GitHub Data In Your Website
Software collaboration goes beyond just working on the code. In addition to writing a lot of code, software involves writing a lot of words. Prose shows up in documentation, tutorials, blog posts, and so on.
GitHub Pages is a great platform for sharing and working together on those words, and it keeps getting better. This is why I host my blog using Jekyll on GitHub Pages. So far, I really love it.
One recent improvement that Reginald “Raganwald” Braithwaite wrote about is the rendered prose diffs for markdown. This provides a nice prose-centric way of looking at changes to a written document.
Another recent improvement that Ben “I am now a lawyer” Balter wrote about is the ability to surface GitHub metadata in your site without having to make API calls. Since GitHub hosts your GitHub Pages site, this metadata is directly available.
This opens up some cool opportunities.
Give credit to your blog collaborators
Every blog post in my blog has an edit link under the title. Even this one! That link takes you to an editor that lets you edit the blog post and submit your changes as a pull request. It’s so easy anyone can do it!
I really appreciate when folks send me corrections. So much so that I just added a page to give credit to those who have collaborated with me on my blog. This uses the new metadata that’s available to every GitHub Pages site.
GitHub Pages Demo Repository
If you want to understand how this works, I set up a minimal GitHub Pages Demo repository here. It includes a bare minimum Jekyll site with a page that shows how to display GitHub metadata. The goal of this page is to help you get started with your own content.
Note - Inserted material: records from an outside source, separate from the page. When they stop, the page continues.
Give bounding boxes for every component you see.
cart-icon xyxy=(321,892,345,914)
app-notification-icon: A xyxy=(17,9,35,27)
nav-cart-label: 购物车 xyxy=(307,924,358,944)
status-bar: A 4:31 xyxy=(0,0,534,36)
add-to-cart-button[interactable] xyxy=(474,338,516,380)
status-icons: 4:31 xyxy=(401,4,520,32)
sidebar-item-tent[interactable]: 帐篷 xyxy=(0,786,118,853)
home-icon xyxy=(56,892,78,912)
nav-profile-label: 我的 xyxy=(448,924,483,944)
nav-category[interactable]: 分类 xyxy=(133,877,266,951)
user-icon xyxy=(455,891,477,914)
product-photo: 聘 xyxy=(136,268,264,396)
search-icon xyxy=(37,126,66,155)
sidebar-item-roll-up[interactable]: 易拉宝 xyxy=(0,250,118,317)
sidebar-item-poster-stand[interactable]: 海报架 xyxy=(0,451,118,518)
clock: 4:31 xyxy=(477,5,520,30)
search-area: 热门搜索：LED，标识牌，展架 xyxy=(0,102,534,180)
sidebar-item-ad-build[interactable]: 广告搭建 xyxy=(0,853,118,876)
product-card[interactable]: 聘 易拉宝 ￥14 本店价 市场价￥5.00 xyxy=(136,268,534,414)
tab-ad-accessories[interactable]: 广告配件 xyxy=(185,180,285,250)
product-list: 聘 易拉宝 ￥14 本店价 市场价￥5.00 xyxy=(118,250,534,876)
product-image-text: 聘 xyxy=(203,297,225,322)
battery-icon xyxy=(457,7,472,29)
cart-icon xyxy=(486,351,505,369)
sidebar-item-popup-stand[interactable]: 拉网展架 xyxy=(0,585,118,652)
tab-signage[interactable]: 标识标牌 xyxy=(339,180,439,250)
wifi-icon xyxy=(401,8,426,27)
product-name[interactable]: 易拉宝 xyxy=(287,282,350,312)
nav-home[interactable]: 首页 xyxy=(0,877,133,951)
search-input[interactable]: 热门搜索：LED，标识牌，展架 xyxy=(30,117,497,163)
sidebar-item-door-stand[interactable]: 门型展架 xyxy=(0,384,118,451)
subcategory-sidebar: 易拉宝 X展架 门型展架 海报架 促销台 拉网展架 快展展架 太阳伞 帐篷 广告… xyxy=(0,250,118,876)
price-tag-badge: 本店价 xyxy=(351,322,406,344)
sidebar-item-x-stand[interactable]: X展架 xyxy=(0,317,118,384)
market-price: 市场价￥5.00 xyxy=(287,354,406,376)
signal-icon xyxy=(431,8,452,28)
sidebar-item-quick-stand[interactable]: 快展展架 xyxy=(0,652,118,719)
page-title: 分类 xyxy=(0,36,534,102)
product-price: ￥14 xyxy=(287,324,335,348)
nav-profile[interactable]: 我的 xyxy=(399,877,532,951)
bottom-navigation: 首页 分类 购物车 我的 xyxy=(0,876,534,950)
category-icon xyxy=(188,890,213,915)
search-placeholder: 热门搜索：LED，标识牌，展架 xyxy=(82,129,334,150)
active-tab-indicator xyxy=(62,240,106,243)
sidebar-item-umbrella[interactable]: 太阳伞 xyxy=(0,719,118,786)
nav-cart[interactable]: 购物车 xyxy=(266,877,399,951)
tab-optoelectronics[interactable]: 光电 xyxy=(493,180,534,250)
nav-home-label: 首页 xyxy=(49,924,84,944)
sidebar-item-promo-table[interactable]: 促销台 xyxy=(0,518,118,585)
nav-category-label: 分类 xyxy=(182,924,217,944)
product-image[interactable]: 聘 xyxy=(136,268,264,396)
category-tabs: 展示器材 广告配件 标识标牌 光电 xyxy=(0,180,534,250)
You can visit the actual rendered page here. It uses one of the built-in GitHub Pages themes by externally referencing it. That keeps all that theme code out of my repository. Nice!
The Repository metadata on GitHub Pages page provides more information about what GitHub metadata is available to your blog.
Whether you are building a documentation site for your repository, a personal blog that shows off your GitHub repositories, or whatever, this metadata is extremely useful.